O governo do estado espanhol responde contra-atacando
A dirigente do Partido Popular tem usado o governo de Madrid para atacar o governo do PSOE/Unidas Podemos. E o governo espanhol que habitualmente não se pronuncia sobre gestões autonómicas decidiu finalmente pronunciar-se. Carolina Darias, ministra da Saúde, chegou na terça-feira armada de gráficos e tabelas à conferência de imprensa depois do Conselho de Ministros para desmentir Ayuso que se justificara com a falta de médicos no mercado de trabalho. O governo espanhol contrapõe que houve um erro de planificação do governo autonómico que cortou no número de médicos contratados quando noutras regiões houve aumentos.
Para a governante, o executivo faz “um grande esforço” para “reverter os cortes que o PP fez”. E vê que ao passo que por todo o país há “um esforço para incrementar os médicos de família”, ao passo que Madrid é exceção.
O último braço de ferro são os cortes de impostos regionais em Madrid enquanto se exige mais dinheiro do Estado central. A ministra das Finanças, María Jesús Montero, alega que não têm faltado verbas a chegar às autonomias e que para 2023 há um aumento de financiamento de 24%. Por isso, “o mal-estar em alguns territórios deve-se a outros motivos e não a que haja um financiamento que os impeça de desenvolver as suas competências”.
A maré branca contra o caos
Já o “mal-estar” dos médicos em Madrid parece generalizar-se.

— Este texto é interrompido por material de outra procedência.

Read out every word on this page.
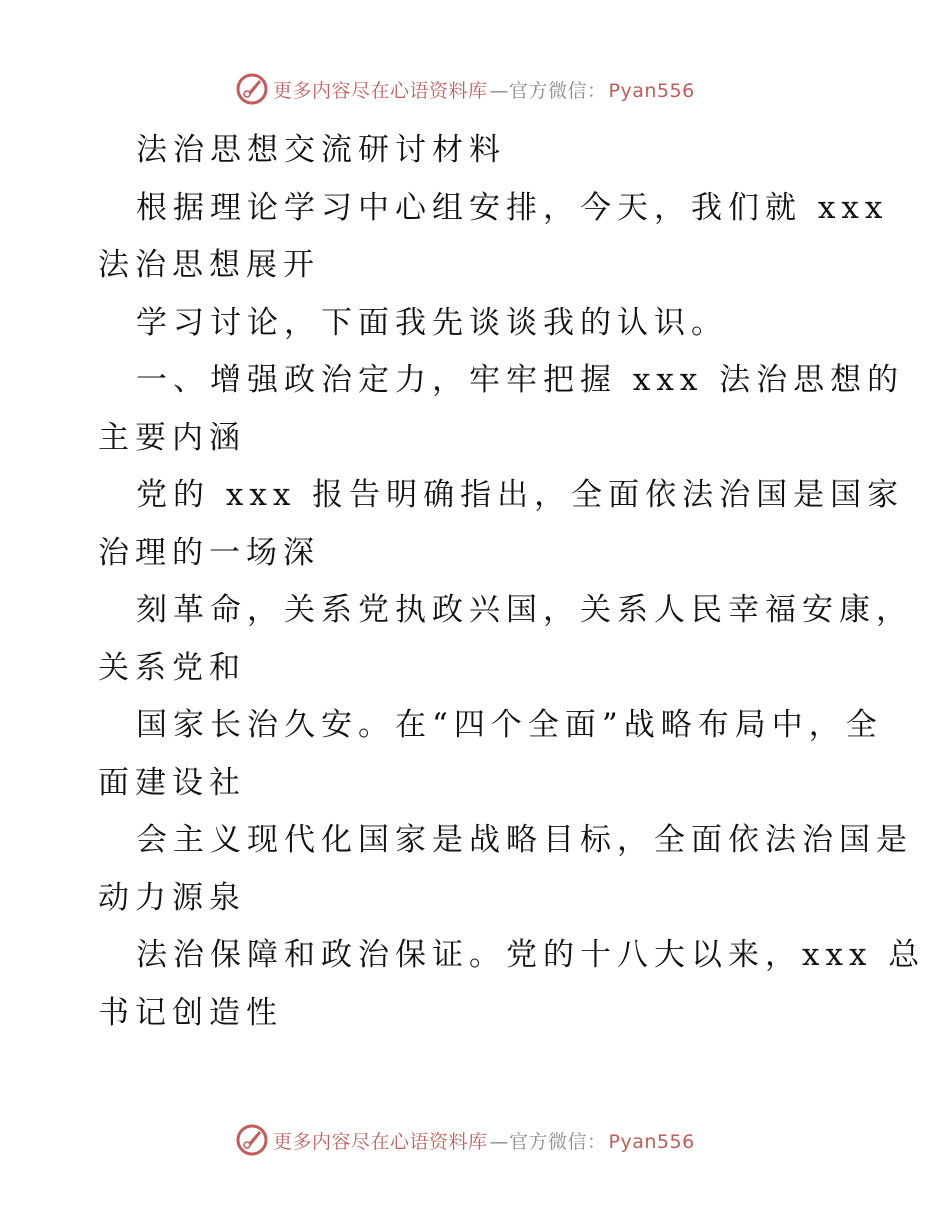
更多内容尽在心语资料库 —官方微信： Pyan556

法治思想交流研讨材料

根据理论学习中心组安排，今天，我们就 xxx
法治思想展开

学习讨论，下面我先谈谈我的认识。

一、增强政治定力，牢牢把握 xxx 法治思想的
主要内涵

党的 xxx 报告明确指出，全面依法治国是国家
治理的一场深

刻革命，关系党执政兴国，关系人民幸福安康，
关系党和

国家长治久安。在“四个全面”战略布局中，全
面建设社

会主义现代化国家是战略目标，全面依法治国是
动力源泉

法治保障和政治保证。党的十八大以来，xxx 总
书记创造性

更多内容尽在心语资料库 —官方微信： Pyan556
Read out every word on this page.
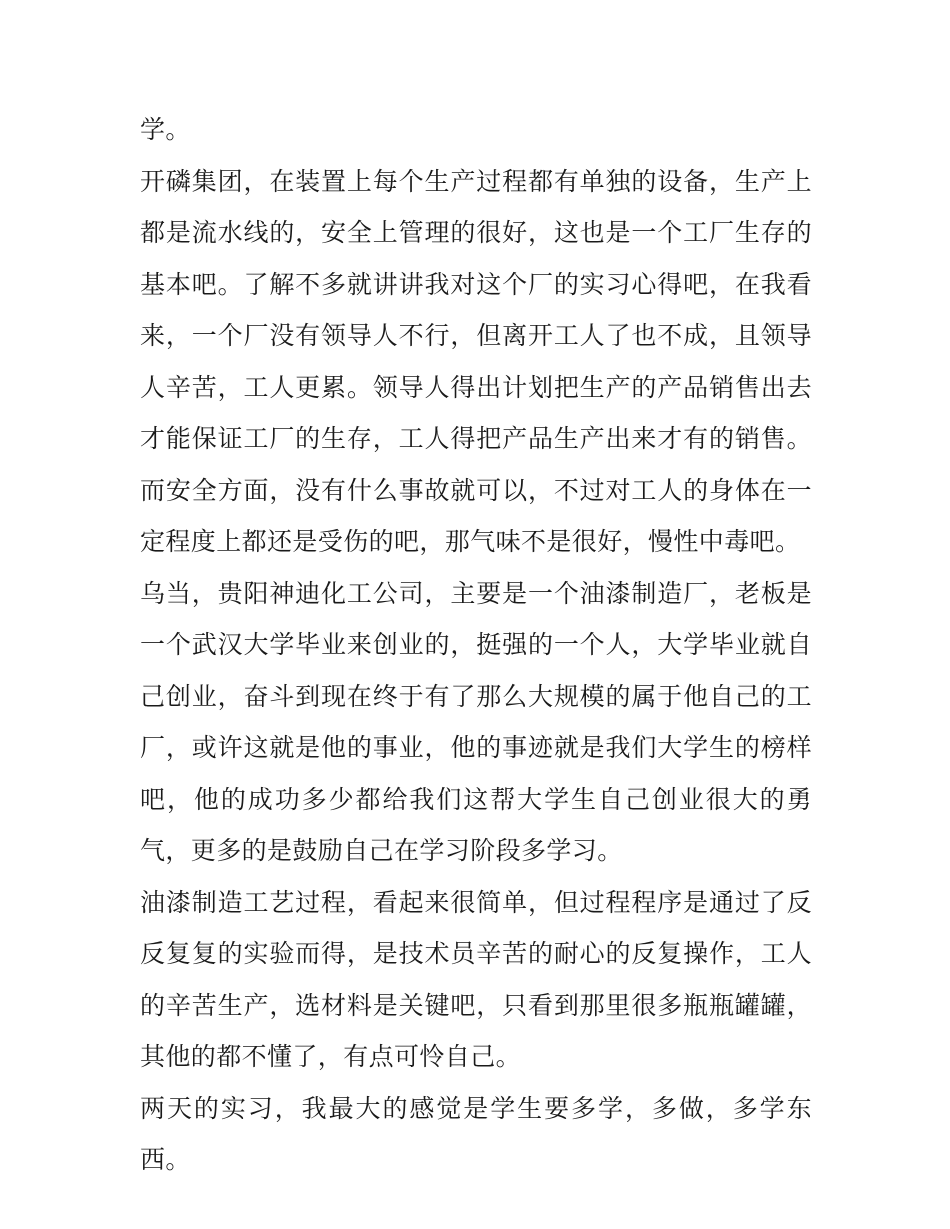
学。

开磷集团，在装置上每个生产过程都有单独的设备，生产上都是流水线的，安全上管理的很好，这也是一个工厂生存的基本吧。了解不多就讲讲我对这个厂的实习心得吧，在我看来，一个厂没有领导人不行，但离开工人了也不成，且领导人辛苦，工人更累。领导人得出计划把生产的产品销售出去才能保证工厂的生存，工人得把产品生产出来才有的销售。而安全方面，没有什么事故就可以，不过对工人的身体在一定程度上都还是受伤的吧，那气味不是很好，慢性中毒吧。

乌当，贵阳神迪化工公司，主要是一个油漆制造厂，老板是一个武汉大学毕业来创业的，挺强的一个人，大学毕业就自己创业，奋斗到现在终于有了那么大规模的属于他自己的工厂，或许这就是他的事业，他的事迹就是我们大学生的榜样吧，他的成功多少都给我们这帮大学生自己创业很大的勇气，更多的是鼓励自己在学习阶段多学习。

油漆制造工艺过程，看起来很简单，但过程程序是通过了反反复复的实验而得，是技术员辛苦的耐心的反复操作，工人的辛苦生产，选材料是关键吧，只看到那里很多瓶瓶罐罐，其他的都不懂了，有点可怜自己。

两天的实习，我最大的感觉是学生要多学，多做，多学东西。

De acordo com um inquérito do Observatório de Saúde Mental do Colégio de Médicos de Madrid, perto de 92% dos médicos de saúde primária e urgências extra-hospitalares dizem ter sofrido ou estar a sofrer um esgotamento emocional, 86% síndrome de despersonalização, ou seja perda de empatia por colegas e pacientes, e 73% um baixo sentimento de realização pessoal.
Face a tudo isto, a “Maré Branca” volta a congregar-se. Os grupos de defesa da saúde pública que se têm mobilizado nos últimos anos por todo o país assumiram este nome para se juntarem às “marés” de outros setores profissionais e frentes de movimentos sociais. No próximo domingo, saem à rua em Madrid sob o lema “uma saúde 100% pública, universal e de qualidade”, sublinhando que esta é a comunidade com maior rendimento per capita” mas a que “menos dinheiro investe em Cuidados Primários, a que menos dinheiro gasta por habitante e a que menos centros de saúde tem por 100.000 habitantes”.
Para eles, está em andamento um “plano de destruição dos Cuidados Primários de Saúde” que “potencia o modelo de colaboração público privada”. Uma gestão que faz com que “em cada dois euros orçamentados na saúde pública em Madrid, um acabe em bolsos privados”.
Claro que também a “caótica desorganização das Urgências dos Cuidados de Saúde Primária” está no centro das atenções. Denunciam que “foram dinamitados os 40 centros rurais de cuidados para cobrir a abertura, precipitada e sem pessoal, dos 37 serviços de urgências urbanos, fechados desde março de 2020 sem nenhuma justificação”.
Uma reorganização que “atenta contra os direitos laborais dos trabalhadores e contra a segurança dos cidadãos, sem cobrir com médicos os centros de urgência e tentando suprir a relação terapêutica com videochamadas.
Exige-se um aumento de investimento na saúde até aos 25%, a revogação das leis que permitem a privatização da saúde, mais contratações e contratos estáveis.